Wednesday, March 16, 2011

Church Liquefaction

In the Shorter Oxford the word means either the action or process of liquefying , the state of being liquefied -- or can mean “a melting of the soul by religious ardour”. I didn’t know that. We didn’t have a lot of liquefaction in my parishes.

One of the NZ Herald’s better writers is Tapu Misa. An articulate, intelligent and generous-minded Samoan woman and mother, Tapu recently became a committed Christian. She does mention this from time to time, but always in a quiet and humble spirit. This differs from another of the Herald’s writers, Garth George, who seems unable to mention his Christian allegiance without one way or another implying lofty moral and spiritual ground. Tapu’s latest article is about religious nutters and her first paragraph reads: I knew I'd struggle with the injunction to love my enemies when I first became a Christian. I just didn't expect so many of them would turn out to be other Christians.

Religious nutters are rising to the surface everywhere, drawn by what seems to them to be the apocalyptic nature of world events, and yesterday I saw someone else refer to this phenomenon as Church Liquefaction, which of course it is. Traumatic events make it ooze through the surface where it lies noxious and entirely unhelpful. These people tend to read books from the American religious right, full of signs and wonders, neurotic and unhinged.

We have our share of ignorant haters here in NZ as well, writes Tapu Misa. In the wake of the Christchurch earthquake an equally deranged group declared that the disaster was God's punishment for hosting "the Lesbian and Poof Week" in Queenstown, among other unpardonable sins. “The Christchurch earthquake was a warning," these people said. "God has decided to clean out NZ of its wickedness, perversion, prostitution, bullying, gangs, drugs, violence, paedophilia and of its witchcraft and black magic."

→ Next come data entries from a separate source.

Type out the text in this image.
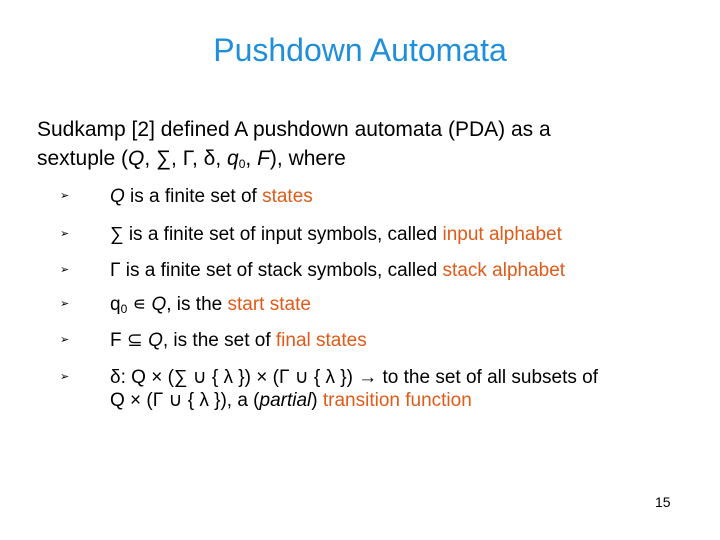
Pushdown Automata
Sudkamp [2] defined A pushdown automata (PDA) as a
sextuple (Q, ∑, Γ, δ, $q_0$, F), where
➢ Q is a finite set of states
➢ ∑ is a finite set of input symbols, called input alphabet
➢ Γ is a finite set of stack symbols, called stack alphabet
➢ $q_0$ ∊ Q, is the start state
➢ F ⊆ Q, is the set of final states
➢ δ: Q × (∑ ∪ { λ }) × (Γ ∪ { λ }) → to the set of all subsets of
Q × (Γ ∪ { λ }), a (partial) transition function
15
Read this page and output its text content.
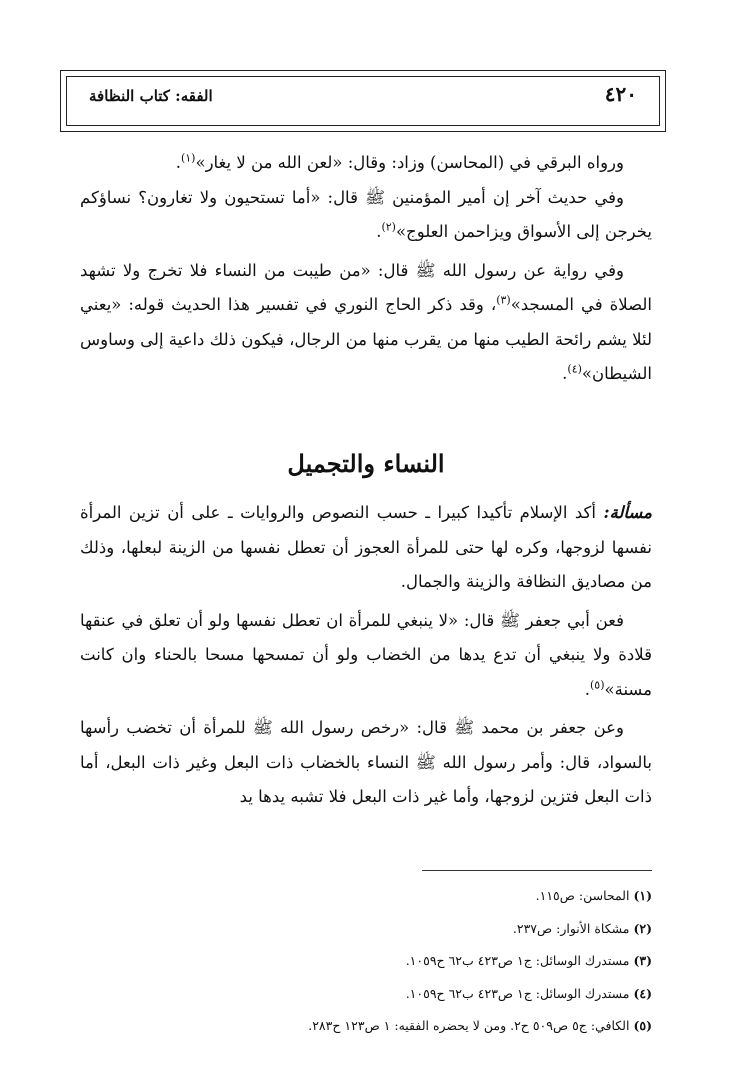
٤٢٠
الفقه: كتاب النظافة

ورواه البرقي في (المحاسن) وزاد: وقال: «لعن الله من لا يغار»$^{(١)}$.

وفي حديث آخر إن أمير المؤمنين ﷺ قال: «أما تستحيون ولا تغارون؟ نساؤكم يخرجن إلى الأسواق ويزاحمن العلوج»$^{(٢)}$.

وفي رواية عن رسول الله ﷺ قال: «من طيبت من النساء فلا تخرج ولا تشهد الصلاة في المسجد»$^{(٣)}$، وقد ذكر الحاج النوري في تفسير هذا الحديث قوله: «يعني لئلا يشم رائحة الطيب منها من يقرب منها من الرجال، فيكون ذلك داعية إلى وساوس الشيطان»$^{(٤)}$.

النساء والتجميل

مسألة: أكد الإسلام تأكيدا كبيرا ـ حسب النصوص والروايات ـ على أن تزين المرأة نفسها لزوجها، وكره لها حتى للمرأة العجوز أن تعطل نفسها من الزينة لبعلها، وذلك من مصاديق النظافة والزينة والجمال.

فعن أبي جعفر ﷺ قال: «لا ينبغي للمرأة ان تعطل نفسها ولو أن تعلق في عنقها قلادة ولا ينبغي أن تدع يدها من الخضاب ولو أن تمسحها مسحا بالحناء وان كانت مسنة»$^{(٥)}$.

وعن جعفر بن محمد ﷺ قال: «رخص رسول الله ﷺ للمرأة أن تخضب رأسها بالسواد، قال: وأمر رسول الله ﷺ النساء بالخضاب ذات البعل وغير ذات البعل، أما ذات البعل فتزين لزوجها، وأما غير ذات البعل فلا تشبه يدها يد

(١) المحاسن: ص١١٥.

(٢) مشكاة الأنوار: ص٢٣٧.

(٣) مستدرك الوسائل: ج١ ص٤٢٣ ب٦٢ ح١٠٥٩.

(٤) مستدرك الوسائل: ج١ ص٤٢٣ ب٦٢ ح١٠٥٩.

(٥) الكافي: ج٥ ص٥٠٩ ح٢. ومن لا يحضره الفقيه: ١ ص١٢٣ ح٢٨٣.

Well this is when we need to speak up. It is when these sad people start implying, or openly stating, that earthquakes, tsunami, nuclear accidents, with the death and injury, dislocation and terror of many thousands, are the work of a vengeful god enraged at our sin… that it is necessary to say their god doesn’t exist. These people are telling us more about themselves than anything else, their insecurity, their need for order and reassurance and authority. Their need to see others punished. God didn’t do the earthquake. God doesn’t sit on high hurling thunderbolts at us.

But on the broader plane, I still find myself amazed and in despair at the silly naïve assumptions about God held by so many decent people in our churches. Where was God in the earthquake? Everywhere. God neither made nor stopped the tsunami. Life is hazardous, and sometimes it is fearsomely, desperately so. If anyone has the expectation that religious faith somehow confers immunity from pain and suffering, they are out of luck. It doesn’t, never did, and that is not its purpose.